Louvre Abu Dhabi is the first museum to open on the artificial island of Saadiyat in the capital of the UAE. It seemed that the global economic crisis of 2008 put an end to ambitious plans to create there a whole "bouquet" of large-scale cultural institutions in no less large-scale buildings, but the Louvre of Jean Nouvel was nevertheless implemented, and in the future, the Guggenheim-Abu Dhabi Frank Museum will open its doors Gehry and the Sheikh Zayed Norman Foster National Museum. Recall that this is the second branch of the Louvre, the first opened in Lance in the north of France, in the SANAA building.
Louvre Abu Dhabi is presented by its creators as the first “universal” museum in the Arab world; half of his exposition will be works from the collections of 13 French museums, half - from his own actively collected collection (and also
there will be Leonardo da Vinci's Savior of the World, recently auctioned for a record $ 450 million).
The museum building is surrounded by water; the landscape of the Emirates - the plane of the earth and the sea under the sky - is reflected in the structure of the structure, the "archipelago", covered with a huge openwork metal dome. A “museum city” was created under it: laconic white buildings, like the dome, refer to the traditions of Arab architecture. There are 55 of them in total, 26 of them have permanent exhibition halls. The walls of this "medina" are made of ultra-efficient fiber-reinforced concrete.

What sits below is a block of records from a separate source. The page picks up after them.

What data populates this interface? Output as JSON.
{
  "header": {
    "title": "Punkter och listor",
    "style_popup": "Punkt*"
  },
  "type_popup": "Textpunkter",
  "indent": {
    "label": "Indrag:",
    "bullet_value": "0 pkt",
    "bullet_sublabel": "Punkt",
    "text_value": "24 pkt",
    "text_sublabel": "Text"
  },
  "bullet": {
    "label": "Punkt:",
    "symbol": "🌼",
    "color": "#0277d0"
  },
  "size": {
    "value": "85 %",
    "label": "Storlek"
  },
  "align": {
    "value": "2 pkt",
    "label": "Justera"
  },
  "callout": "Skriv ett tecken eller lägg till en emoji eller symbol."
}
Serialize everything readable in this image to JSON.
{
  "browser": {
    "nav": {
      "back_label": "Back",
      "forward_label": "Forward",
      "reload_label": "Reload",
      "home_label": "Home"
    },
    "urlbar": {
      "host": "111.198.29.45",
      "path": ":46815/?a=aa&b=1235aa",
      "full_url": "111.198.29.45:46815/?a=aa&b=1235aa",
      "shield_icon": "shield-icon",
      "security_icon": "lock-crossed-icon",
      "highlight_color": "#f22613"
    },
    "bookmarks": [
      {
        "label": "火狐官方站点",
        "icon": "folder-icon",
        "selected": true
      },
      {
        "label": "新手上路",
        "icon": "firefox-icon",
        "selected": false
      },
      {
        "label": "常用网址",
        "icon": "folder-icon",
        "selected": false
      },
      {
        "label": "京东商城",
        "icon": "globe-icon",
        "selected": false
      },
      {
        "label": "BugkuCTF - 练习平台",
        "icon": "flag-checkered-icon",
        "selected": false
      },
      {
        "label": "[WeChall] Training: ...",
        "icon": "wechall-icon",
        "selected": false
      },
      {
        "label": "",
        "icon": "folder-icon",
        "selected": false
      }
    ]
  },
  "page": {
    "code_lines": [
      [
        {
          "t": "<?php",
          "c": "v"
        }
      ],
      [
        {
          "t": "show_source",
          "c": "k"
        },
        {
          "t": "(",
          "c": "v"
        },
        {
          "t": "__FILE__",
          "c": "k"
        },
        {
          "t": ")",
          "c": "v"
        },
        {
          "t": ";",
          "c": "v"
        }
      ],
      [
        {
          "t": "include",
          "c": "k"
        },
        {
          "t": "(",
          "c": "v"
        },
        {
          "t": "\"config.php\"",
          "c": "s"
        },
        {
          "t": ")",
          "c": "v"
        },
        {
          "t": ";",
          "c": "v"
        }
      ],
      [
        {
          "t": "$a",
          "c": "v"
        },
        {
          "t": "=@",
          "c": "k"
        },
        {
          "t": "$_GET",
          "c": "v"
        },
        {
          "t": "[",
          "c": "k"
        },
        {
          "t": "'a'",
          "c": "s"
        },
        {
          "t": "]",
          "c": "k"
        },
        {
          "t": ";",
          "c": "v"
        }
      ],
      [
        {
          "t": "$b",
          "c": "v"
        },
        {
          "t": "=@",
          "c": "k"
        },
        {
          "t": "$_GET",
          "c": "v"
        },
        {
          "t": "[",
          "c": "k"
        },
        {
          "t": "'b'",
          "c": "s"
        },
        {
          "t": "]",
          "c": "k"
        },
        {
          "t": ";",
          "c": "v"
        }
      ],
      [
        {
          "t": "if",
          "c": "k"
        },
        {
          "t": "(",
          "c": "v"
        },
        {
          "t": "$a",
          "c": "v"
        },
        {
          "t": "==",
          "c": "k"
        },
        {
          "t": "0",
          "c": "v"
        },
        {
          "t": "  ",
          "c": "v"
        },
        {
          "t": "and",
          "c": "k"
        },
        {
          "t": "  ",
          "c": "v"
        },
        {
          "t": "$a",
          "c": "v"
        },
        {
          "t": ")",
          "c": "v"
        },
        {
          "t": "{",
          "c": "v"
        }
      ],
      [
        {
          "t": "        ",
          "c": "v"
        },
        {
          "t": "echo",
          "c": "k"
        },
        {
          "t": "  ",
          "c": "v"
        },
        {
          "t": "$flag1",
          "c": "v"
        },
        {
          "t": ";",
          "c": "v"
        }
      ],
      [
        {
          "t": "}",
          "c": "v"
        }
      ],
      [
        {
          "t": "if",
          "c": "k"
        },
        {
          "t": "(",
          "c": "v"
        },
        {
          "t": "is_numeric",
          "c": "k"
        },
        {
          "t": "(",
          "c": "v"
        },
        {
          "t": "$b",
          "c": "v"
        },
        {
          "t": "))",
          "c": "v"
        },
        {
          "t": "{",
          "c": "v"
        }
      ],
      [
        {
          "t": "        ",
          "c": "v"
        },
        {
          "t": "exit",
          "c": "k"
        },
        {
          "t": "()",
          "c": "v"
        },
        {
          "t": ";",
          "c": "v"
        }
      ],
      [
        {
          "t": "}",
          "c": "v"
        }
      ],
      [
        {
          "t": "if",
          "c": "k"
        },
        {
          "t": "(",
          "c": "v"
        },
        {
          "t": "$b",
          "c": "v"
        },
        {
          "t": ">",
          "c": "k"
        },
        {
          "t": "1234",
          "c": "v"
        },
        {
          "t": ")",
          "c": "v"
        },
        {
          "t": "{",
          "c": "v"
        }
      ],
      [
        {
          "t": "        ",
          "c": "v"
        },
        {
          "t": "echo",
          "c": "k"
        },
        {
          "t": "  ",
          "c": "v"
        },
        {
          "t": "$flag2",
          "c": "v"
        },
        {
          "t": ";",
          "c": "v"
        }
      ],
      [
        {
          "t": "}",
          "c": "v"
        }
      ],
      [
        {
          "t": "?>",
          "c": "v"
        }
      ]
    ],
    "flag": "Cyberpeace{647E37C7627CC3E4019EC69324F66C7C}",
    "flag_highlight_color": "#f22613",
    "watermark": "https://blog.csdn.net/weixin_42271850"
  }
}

The diameter of the dome (it was designed by Waagner Biro Stahlbau together with the Nouvel bureau) is 180 m, the circumference is more than half a kilometer, the thickness is seven meters; the highest point is 36 m above ground level. It consists of 7850 "stars" of various sizes and shapes, the largest of which is 13 m in diameter and weighs 1.3 tons. The permeability of the dome creates a "rain of light" effect under it, which changes depending on the time of day. At night, the dome glows from the inside. It consists of eight layers - four outer, stainless steel, and four inner, aluminum. Between them is a steel frame, five meters high, of 10,000 parts assembled in 85 large elements with an average weight of 50 tons. The dome with a total weight of 7,500 tons (almost like the Eiffel Tower) rests on four supports with a span of 110 meters.
The total area of the museum is 97,000 m2; of which 6400 m2 are occupied by a permanent exhibition, 2000 m2 - by space for temporary exhibitions, a children's museum covers 200 m2, an auditorium for 250 seats - 420 m2. The Louvre Abu Dhabi also has a storehouse, restoration workshops, an administration building, a museum store, a restaurant, cafes and public spaces.
In the interiors, the floors are paved with stone modules in bronze "frames"; the choice of the stone was conditioned by the time of creation of the exhibits on display in the hall. The ceilings are made of 25,000 glass panels of 18 types. Jean Nouvel designed a set of furniture specially for the museum, produced by Poltrona Frau.
The facade of one of the outer buildings is covered with a work by Jenny Holzer: in it she combined three texts from different eras and cultures, a cuneiform tablet with a creation myth in Sumerian and Akkadian - as, among other things, one of the earliest examples of translation, three excerpts from Mukaddima, a work the Arab historian Ibn Khaldun in 1377 (the original scroll was taken), and Montaigne's "Experiments" (the author's manuscript of 1588 was used).
Thanks to efficient heating, ventilation, air conditioning systems, lamps and mixers, as well as protection against overheating with a dome and the use of natural light, incl. through its openwork openings, the building consumes 27% less energy and the same amount of water than a similar one of the same parameters. The museum is protected from storms by piles driven into the seabed, breakwaters, etc.
At the end of December, the first temporary exhibition, From Louvre to Another: Opening a Museum for All, opened in the Louvre Abu Dhabi: it tells about the existence of the Louvre as a cultural center and, ultimately, a museum in the 18th century.